Recovery from deep neuromuscular blockade has already been shown to be faster with a dose of 4 mg/kg sugammadex than neostigmine [2]. In our hospital system, there is no emergency reversal kit and no operational standard on what to do should rapid reversal of neuromuscular blockade be required. Many studies have shown the superiority of sugammadex versus neostigmine [10,11], but no study has shown the efficacy of having an emergency reversal kit available in their institution.

A previous simulation-based study examined the time for anesthesia teams of varying experience to administer the emergent reversal dose of sugammadex at their institution. They found that the more experienced team administered sugammadex in an average of 5.9 minutes versus 7.2 minutes by the less experienced team. In addition, only four out of the 11 teams administered the correct emergency reversal dose of sugammadex [12]. Our study builds upon these findings by demonstrating that the time to administer the reversal dose can improve with practice. When conducting the simulation using our current setup, the time to administer lessened by an average of 4.8 minutes (p = 0.001) even without the emergency reversal kit after practicing the CICV scenario multiple times. This further shows how impactful simulations can be when preparing for emergency situations.

Our study highlights the additional impact of an emergent reversal kit on response time in a simulated CICV event, demonstrating a significant reduction in the time to administration when the kit was readily available. When anesthesia providers retrieved sugammadex using the standard method, the mean time to administration was 464 seconds (7.7 minutes), improving to 175 seconds (2.9 minutes) after repeated attempts. By contrast, when an emergent reversal kit containing pre-prepared 500 mg vials was available, the mean administration time decreased to 124 seconds (2.1 minutes) on the first attempt and 87 seconds (1.4 minutes) on the second attempt (p < 0.001). These findings reinforce the importance of medication accessibility in high-stakes scenarios and provide a framework for improving emergency preparedness in anesthesia practice.

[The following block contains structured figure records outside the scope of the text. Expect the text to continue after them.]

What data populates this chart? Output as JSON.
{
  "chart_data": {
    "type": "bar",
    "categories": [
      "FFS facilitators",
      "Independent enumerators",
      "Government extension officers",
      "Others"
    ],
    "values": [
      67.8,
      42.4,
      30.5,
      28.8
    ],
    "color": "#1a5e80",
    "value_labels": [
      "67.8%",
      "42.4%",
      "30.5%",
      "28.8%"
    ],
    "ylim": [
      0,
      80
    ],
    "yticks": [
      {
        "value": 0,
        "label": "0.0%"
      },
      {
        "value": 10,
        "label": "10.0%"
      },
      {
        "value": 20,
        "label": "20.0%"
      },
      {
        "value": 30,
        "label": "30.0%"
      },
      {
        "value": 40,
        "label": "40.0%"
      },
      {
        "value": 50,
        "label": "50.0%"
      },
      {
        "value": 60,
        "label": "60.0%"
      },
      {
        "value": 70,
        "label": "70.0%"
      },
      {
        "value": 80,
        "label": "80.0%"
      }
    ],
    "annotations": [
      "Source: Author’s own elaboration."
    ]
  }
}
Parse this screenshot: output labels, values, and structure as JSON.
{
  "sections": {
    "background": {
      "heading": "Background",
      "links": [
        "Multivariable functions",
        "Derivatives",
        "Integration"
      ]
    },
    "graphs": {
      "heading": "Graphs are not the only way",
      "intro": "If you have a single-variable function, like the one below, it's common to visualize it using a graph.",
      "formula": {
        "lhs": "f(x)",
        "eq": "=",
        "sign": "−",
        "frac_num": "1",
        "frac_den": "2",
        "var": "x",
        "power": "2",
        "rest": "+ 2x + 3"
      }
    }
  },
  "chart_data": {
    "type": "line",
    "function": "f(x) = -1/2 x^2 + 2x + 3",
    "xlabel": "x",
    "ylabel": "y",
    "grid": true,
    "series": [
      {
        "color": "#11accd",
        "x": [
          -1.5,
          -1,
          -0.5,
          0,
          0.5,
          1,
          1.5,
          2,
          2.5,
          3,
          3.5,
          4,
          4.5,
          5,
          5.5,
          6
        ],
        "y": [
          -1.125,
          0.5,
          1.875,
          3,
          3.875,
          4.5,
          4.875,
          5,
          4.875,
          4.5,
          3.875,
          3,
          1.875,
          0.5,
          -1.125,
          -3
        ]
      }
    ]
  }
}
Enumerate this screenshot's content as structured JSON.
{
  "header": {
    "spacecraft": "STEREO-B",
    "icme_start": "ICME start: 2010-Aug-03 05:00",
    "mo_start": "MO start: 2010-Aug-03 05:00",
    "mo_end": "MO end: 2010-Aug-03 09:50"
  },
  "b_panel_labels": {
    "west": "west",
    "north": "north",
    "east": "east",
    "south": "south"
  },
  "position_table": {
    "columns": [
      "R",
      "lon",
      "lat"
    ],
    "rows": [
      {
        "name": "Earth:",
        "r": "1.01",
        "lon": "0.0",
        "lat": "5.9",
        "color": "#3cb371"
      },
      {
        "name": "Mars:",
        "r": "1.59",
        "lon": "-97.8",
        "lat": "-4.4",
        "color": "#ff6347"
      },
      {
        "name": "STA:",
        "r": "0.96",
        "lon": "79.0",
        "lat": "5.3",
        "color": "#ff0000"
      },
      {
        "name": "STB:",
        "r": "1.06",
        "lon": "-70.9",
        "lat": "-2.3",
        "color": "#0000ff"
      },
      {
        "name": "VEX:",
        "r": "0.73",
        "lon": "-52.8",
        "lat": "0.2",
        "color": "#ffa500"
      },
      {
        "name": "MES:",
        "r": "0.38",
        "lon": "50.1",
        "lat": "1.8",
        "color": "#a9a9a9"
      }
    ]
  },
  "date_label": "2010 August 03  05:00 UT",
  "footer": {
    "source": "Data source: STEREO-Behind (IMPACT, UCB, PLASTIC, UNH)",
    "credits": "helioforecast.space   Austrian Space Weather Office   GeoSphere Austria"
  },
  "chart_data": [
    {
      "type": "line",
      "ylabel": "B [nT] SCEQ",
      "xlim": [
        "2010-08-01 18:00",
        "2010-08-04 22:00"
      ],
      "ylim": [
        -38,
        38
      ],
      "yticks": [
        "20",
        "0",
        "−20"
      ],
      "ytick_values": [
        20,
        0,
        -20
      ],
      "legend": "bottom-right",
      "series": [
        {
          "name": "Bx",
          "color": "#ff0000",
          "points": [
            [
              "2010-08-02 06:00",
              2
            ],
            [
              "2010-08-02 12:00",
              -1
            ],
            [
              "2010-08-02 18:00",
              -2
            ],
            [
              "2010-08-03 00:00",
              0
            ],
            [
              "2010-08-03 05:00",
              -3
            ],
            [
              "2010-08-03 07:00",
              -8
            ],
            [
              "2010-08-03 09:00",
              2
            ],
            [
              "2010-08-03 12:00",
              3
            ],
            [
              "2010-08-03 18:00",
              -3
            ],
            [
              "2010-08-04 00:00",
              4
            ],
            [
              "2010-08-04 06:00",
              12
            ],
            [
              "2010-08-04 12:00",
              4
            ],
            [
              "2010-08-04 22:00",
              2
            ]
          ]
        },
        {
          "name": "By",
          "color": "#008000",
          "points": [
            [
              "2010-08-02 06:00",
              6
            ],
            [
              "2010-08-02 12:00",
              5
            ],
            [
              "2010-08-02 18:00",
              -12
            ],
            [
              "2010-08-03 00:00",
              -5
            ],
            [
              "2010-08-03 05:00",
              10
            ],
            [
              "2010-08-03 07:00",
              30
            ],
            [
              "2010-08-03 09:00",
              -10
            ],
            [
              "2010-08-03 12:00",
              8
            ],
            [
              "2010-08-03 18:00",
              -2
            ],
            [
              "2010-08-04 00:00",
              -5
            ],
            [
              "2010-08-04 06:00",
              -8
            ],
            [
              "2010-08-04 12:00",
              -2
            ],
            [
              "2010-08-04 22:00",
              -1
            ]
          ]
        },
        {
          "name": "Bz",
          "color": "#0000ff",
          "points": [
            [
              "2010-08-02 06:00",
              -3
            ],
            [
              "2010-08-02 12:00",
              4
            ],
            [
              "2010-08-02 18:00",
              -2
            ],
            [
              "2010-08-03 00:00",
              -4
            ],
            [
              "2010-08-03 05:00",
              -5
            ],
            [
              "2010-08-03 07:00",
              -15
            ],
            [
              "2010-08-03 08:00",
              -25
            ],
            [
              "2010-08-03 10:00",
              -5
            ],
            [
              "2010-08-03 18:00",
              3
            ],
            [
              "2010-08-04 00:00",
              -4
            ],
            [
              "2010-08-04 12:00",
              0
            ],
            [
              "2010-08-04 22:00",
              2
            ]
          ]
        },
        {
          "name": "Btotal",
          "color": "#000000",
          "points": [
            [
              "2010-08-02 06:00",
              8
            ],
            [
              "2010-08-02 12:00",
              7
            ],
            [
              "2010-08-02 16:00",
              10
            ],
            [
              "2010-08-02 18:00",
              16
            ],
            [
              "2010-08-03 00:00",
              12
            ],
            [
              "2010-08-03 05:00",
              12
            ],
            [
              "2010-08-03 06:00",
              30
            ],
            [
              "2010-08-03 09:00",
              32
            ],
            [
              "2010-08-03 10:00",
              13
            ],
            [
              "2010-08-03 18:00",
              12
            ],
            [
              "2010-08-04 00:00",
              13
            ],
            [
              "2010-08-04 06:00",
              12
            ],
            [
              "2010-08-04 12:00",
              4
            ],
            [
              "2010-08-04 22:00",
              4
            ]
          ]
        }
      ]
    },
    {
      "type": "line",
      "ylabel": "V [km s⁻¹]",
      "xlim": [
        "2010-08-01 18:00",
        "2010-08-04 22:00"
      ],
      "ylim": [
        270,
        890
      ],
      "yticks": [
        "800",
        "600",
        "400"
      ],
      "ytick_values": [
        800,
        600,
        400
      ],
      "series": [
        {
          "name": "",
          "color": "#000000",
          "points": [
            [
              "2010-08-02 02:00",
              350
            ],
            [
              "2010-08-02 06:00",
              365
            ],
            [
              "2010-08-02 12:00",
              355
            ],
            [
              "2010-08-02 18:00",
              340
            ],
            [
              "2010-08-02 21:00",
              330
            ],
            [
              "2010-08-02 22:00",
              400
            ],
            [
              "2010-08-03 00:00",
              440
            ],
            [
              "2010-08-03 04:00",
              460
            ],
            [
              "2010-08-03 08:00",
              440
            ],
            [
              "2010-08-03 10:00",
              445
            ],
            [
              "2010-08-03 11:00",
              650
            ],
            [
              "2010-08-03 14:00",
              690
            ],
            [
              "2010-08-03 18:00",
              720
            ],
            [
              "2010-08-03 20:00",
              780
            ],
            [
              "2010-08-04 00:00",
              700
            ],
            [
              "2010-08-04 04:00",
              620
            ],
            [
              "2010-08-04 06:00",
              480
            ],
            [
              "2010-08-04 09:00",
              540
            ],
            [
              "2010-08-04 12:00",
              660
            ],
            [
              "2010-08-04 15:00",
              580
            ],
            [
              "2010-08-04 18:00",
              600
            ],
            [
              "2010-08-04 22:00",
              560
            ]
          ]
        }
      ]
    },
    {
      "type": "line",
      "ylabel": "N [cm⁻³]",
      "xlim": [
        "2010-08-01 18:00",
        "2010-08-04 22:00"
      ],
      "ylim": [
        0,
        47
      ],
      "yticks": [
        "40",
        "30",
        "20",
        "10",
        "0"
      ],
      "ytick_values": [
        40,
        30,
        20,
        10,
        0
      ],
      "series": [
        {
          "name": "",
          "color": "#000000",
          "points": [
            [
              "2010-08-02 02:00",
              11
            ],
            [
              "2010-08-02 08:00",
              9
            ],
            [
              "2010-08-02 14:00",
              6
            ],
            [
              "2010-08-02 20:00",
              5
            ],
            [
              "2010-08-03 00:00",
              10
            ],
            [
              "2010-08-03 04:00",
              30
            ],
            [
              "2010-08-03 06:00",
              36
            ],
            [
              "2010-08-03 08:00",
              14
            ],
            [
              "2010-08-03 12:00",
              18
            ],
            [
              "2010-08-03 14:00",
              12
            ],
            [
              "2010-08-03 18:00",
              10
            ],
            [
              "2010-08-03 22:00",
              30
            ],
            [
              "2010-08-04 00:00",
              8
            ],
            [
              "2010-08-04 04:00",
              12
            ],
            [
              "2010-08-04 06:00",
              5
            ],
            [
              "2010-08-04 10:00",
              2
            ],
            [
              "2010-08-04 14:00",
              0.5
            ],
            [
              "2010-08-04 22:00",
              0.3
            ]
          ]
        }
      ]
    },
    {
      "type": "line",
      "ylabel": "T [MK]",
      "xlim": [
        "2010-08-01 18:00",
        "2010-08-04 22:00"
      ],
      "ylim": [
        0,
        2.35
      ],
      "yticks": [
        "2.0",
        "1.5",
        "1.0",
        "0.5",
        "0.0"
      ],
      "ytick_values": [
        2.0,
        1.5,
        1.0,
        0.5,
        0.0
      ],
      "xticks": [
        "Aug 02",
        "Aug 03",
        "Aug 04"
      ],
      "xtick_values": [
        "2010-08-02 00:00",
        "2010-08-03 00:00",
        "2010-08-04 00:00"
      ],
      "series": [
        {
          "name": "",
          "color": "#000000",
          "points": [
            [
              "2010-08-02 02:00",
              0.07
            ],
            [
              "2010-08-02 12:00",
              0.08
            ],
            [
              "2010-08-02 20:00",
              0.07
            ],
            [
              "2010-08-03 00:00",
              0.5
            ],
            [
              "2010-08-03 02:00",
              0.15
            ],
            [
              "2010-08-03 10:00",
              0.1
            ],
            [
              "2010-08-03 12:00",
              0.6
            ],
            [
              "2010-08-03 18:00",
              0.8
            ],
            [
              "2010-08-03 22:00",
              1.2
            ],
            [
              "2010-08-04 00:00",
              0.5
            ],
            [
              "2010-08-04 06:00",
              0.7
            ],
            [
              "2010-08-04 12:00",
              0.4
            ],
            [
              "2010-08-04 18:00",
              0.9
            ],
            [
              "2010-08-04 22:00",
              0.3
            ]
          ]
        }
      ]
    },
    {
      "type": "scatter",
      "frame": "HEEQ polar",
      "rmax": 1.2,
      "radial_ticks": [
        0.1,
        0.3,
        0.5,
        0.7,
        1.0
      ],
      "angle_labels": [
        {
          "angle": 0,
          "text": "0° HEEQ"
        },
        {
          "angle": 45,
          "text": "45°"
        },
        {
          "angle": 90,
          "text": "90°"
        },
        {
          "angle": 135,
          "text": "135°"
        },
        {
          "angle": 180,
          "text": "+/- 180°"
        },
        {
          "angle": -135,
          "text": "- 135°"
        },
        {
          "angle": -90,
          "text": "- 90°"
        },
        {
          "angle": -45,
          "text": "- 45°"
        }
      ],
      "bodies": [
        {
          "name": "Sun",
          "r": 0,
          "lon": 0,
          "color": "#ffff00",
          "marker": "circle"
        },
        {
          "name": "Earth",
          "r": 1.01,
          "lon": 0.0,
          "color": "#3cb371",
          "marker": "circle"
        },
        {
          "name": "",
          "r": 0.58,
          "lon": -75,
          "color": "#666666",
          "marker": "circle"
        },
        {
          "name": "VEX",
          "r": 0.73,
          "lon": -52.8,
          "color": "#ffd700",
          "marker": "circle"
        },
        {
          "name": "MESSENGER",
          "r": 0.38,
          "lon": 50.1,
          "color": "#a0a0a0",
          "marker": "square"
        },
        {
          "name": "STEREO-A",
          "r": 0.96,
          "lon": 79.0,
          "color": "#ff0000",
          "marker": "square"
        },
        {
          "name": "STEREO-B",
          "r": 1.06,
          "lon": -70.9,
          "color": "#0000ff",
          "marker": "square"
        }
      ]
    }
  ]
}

Despite these promising results, this study has some limitations. The sample size was relatively small, and additional iterations of the simulation will provide more comprehensive data on its effectiveness as a training tool. Moreover, while the emergent reversal kit improved response times in a simulated setting, further studies are needed to evaluate whether similar improvements in clinical practice translate to better patient outcomes. Future research could explore alternative storage solutions, such as dedicated emergency airway carts or automated medication dispensing systems, to further optimize accessibility.

Conclusions

The creation of an emergency reversal kit tailored for patients who cannot be intubated or ventilated allows providers to rapidly reverse paralysis. This kit helps to ensure patient safety and enhance medical preparedness among the anesthesia staff and operating room staff. This preparedness not only enhances the confidence of the medical team but also helps in streamlining protocol during high-stress situations where every second matters. While there may be challenges related to resource allocation and training requirements, the benefits outweigh the risks when considering patient outcomes during critical emergencies. Ultimately, this study highlights the value of simulation-based quality improvement initiatives and the potential for protocol modifications such as the implementation of an emergent reversal kit to improve response times, streamline crisis management, and enhance patient safety in critical airway emergencies.